3 SIMPLE IDEAS FOR BETTER SLEEP
1. Close Your Mouth
- Stop eating/snacking after a certain time
- No caffeine 10 hours before bedtime
- No food/snacks 2 hours before bedtime
- No liquids 2 hours before bedtime
2. Set the Alarm
- Mine is 8pm… 2 hours before bedtime
- It’s a trigger in your mind to shift gears from whatever it is you’re doing to get ready for bed.
- It begins a routine created to settle your down for a good night’s sleep
3. Digital Curfew
- Shut down all the electronics
- TV, smart phone, iPad
- What are you missing? Probably nothing!
Read a book. Listen to a podcast. Settle into an evening routine - 2 hours minimum before bed
The Key is Consistency
- You don’t do this for a few nights and quit if things don’t work.
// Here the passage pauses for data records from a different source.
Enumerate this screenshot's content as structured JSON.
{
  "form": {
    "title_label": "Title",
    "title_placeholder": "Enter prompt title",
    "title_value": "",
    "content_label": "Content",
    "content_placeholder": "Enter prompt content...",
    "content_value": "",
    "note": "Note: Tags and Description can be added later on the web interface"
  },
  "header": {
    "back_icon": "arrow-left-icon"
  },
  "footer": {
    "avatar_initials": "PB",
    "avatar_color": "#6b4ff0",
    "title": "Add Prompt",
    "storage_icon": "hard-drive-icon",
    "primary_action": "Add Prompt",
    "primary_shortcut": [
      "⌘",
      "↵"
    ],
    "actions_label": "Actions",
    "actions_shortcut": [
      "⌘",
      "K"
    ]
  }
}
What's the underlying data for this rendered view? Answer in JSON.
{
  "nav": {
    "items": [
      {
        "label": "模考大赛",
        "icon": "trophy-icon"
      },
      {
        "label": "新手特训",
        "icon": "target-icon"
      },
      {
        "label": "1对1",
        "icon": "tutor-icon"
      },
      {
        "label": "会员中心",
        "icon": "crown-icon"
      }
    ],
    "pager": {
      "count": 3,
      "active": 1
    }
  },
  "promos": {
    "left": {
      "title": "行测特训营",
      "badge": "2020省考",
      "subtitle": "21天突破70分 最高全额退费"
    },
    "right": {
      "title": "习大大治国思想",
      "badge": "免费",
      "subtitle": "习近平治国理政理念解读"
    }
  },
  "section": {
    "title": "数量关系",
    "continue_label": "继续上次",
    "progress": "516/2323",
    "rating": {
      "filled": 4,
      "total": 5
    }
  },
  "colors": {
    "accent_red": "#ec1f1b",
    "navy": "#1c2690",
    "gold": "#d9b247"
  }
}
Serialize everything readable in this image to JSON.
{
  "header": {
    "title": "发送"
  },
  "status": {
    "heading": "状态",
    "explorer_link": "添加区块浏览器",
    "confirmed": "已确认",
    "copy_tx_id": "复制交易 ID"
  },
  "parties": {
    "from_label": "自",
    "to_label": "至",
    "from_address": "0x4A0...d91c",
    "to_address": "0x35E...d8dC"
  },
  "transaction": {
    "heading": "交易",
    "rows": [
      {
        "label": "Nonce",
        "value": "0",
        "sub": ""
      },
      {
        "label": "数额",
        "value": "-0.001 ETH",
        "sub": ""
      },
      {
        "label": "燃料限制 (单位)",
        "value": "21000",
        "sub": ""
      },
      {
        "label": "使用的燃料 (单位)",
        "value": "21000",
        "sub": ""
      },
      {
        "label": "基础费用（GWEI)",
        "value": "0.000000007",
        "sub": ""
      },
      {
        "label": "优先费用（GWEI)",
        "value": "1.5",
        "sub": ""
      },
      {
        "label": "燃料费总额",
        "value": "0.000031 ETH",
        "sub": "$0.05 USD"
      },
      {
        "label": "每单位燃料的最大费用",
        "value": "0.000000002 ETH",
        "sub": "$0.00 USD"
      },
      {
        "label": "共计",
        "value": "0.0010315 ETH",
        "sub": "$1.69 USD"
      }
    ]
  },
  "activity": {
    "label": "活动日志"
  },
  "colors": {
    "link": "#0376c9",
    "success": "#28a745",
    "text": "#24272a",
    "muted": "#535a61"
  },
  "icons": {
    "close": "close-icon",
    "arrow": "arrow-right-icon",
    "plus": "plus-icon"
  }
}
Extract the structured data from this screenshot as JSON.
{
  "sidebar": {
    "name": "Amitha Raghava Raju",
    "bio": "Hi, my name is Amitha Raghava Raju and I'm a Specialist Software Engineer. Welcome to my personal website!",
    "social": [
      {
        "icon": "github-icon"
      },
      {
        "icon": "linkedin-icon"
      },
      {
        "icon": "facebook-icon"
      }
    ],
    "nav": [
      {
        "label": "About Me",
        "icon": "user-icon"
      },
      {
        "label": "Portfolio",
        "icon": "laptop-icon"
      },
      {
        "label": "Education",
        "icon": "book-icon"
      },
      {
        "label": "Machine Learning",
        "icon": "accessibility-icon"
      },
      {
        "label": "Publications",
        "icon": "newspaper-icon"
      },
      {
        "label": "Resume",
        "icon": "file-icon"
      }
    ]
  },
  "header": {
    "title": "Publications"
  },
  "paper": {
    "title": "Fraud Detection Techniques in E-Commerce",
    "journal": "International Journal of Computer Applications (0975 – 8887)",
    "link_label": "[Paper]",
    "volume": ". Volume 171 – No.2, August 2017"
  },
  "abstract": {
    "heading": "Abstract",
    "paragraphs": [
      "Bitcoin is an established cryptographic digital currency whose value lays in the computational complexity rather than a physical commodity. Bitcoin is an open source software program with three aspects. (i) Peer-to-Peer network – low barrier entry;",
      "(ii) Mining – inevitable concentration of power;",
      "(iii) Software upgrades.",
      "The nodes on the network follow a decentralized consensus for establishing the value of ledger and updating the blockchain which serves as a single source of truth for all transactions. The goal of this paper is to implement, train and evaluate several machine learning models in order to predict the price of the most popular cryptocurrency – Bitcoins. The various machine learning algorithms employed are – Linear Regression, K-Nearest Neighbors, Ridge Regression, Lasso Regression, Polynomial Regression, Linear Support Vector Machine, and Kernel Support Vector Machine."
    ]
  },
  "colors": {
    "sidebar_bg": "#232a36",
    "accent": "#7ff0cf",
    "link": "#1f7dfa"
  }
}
- Give it 2 weeks minimum… every night.
- Same Closed Mouth. Same Evening Alarm. Same Digital Curfew.
- Monitor your sleep - Make a simple chart
- Check off all 3 each night.
Record your “lights out” time. Record when you wake up. Record how much sleep you got. Record how you felt every morning “Great” - “OK” - “Not So Good"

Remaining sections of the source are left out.